The continuing saga of this:

https://www.dailymail.co.uk/science...n-descended-just-trio-Bronze-Age-leaders.html

The disappearance of the men, with some women remaining.

I think you're treating haplogroups like "peoples" too much, and also disregarding the extremely old age of some of these haploroups (like I1 and I2, though all extant I1 derives from a much later branch).

If my nMonte models using Global25 datasheets are not completely wrong, then it's clear that autosomally (Y-DNA haplogroups, especially of modern populations, can be very deceiving and hide much of the true story that took place, given many random things that cause genetic drift) the steppe-related input in North Italy and Central-Western Italy is not the same found in South Italy and, partly, in Central-Eastern Italy. The former (North and Central-Western) is much more formed by Bell Beaker influx, the latter much more influenced by Catacomb/Late Yamnaya-related and CWC influx. I don't think that's just a coincidence, because many of the BA/IA Balkans and Greek samples also tend to prefer Catacomb, West Yamnaya and, in more northern parts, CWC. Besides, we just can't ignore that Venetic looks close to Italic, but with some distinctive features linking it to Celtic and Germanic. So it might've been derived from a sister language of Proto-Italic that stayed in the north. By the early Roman era, much of South Italy, especially in the lower lands, was mostly non-Italic, unless you take for granted that Sicel and other little known languages were definitely Italic when we have no such proofs.

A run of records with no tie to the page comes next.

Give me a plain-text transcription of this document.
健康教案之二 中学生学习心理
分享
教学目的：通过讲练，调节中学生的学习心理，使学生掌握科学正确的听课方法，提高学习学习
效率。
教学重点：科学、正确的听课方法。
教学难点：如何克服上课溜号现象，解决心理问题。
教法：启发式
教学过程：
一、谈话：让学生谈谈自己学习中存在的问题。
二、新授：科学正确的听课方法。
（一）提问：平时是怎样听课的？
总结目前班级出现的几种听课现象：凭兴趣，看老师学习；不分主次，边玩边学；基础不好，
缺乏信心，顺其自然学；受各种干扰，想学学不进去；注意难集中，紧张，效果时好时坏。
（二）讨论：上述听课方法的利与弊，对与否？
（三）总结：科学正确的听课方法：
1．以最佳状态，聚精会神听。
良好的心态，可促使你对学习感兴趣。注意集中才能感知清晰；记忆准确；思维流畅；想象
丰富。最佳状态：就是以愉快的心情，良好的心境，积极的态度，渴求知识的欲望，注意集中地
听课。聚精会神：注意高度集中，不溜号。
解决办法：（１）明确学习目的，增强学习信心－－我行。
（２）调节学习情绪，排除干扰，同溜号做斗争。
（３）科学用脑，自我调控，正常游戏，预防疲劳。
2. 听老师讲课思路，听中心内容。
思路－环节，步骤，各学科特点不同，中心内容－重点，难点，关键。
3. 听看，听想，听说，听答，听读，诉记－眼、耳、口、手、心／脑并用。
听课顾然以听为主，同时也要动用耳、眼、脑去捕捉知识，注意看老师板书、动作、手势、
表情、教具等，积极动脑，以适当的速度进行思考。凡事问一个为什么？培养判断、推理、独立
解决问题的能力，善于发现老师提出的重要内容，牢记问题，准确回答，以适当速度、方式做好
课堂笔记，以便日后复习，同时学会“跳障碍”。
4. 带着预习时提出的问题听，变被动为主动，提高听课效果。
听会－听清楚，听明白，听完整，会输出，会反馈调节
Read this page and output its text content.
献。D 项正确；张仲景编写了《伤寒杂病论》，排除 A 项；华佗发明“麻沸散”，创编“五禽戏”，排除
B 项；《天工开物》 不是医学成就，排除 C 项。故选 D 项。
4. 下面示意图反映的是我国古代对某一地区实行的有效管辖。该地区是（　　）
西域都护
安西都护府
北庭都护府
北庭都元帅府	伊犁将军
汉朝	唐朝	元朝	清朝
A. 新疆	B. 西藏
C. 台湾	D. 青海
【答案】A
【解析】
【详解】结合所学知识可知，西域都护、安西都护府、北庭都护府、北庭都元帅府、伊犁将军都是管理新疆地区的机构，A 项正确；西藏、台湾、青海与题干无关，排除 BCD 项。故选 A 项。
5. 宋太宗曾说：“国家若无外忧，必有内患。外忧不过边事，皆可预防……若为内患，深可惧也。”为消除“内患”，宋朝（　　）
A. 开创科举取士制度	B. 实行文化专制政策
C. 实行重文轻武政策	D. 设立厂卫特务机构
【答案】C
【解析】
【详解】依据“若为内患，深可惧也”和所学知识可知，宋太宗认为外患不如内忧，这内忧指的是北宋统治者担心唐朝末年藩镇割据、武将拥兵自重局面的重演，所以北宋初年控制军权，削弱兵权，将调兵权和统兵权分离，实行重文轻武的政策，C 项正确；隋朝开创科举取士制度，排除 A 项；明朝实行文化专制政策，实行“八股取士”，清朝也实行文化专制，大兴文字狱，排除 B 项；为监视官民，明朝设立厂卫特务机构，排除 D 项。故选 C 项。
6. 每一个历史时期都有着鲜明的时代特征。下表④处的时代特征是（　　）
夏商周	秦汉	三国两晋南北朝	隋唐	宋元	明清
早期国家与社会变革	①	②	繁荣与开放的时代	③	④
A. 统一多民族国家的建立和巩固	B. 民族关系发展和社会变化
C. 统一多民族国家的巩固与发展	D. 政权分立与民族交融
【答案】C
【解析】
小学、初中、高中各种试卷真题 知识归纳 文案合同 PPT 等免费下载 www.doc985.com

Greek and Messapic were spoken there.
 
I think you're treating haplogroups like "peoples" too much, and also disregarding the extremely old age of some of these haploroups (like I1 and I2, though all extant I1 derives from a much later branch).

If my nMonte models using Global25 datasheets are not completely wrong, then it's clear that autosomally (Y-DNA haplogroups, especially of modern populations, can be very deceiving and hide much of the true story that took place) the steppe-related input in North Italy and Central-Western Italy is not the same found in South Italy and, partly, in Central-Eastern Italy. The former (North and Central-Western) is much more formed by Bell Beaker influx, the latter much more influenced by Catacomb/Late Yamnaya-related and CWC influx. I don't think that's just a coincidence, because many of the BA/IA Balkans and Greek samples also tend to prefer Catacomb, West Yamnaya and, in more northern parts, CWC. Besides, we just can't ignore that Venetic looks close to Italic, but with some distinctive features linking it to Celtic and Germanic. So it might've been derived from a sister language of Proto-Italic that stayed in the north. By the early Roman era, much of South Italy, especially in the lower lands, was mostly non-Italic, unless you take for granted that Sicel and other little known languages were definitely Italic when we have no such proofs. Greek and Messapic were spoken there.

You failed to read my initial post which compared Latium with Campania, which was the Central and Southern I was comparing. Latium/Rome is best represented in Central. Think of Central Italy, and most people think of Rome. Think of Southern Italy and most people think of Naples. And Campania/Naples is best represented in South. Latium is where the Romans and Latins lived. And Naples Bay was founded by the Greeks (and others). The Rome-Naples-Sicily-Greece connection.
 
Yes, (ygorcs) it isn't just the Anatolian Neolithic or Caucasus in southern Italians that makes them Greek like, its the shared steppe ancestry as well
 
Steppe, which was addressed:

29% R1b in Latium; 29% R1b in Campania:
both 18% of J2 and both 11% of G:

https://www.eupedia.com/genetics/italian_dna.shtml

Also identical in Ts and Es and one percent difference in R1a.

Visit any storm site, and these individuals will make anything think Northern Italy begins in Latium, when Southern Italy begins more in Latium than the North.

Back to my original point, you would need heavy Greek Southern Italian and Eastern Med influx to push most Romans into the Southern Italian camp (If Italic were BA invaders/settlers in Central and Southern Italy). Which was my small point to begin with.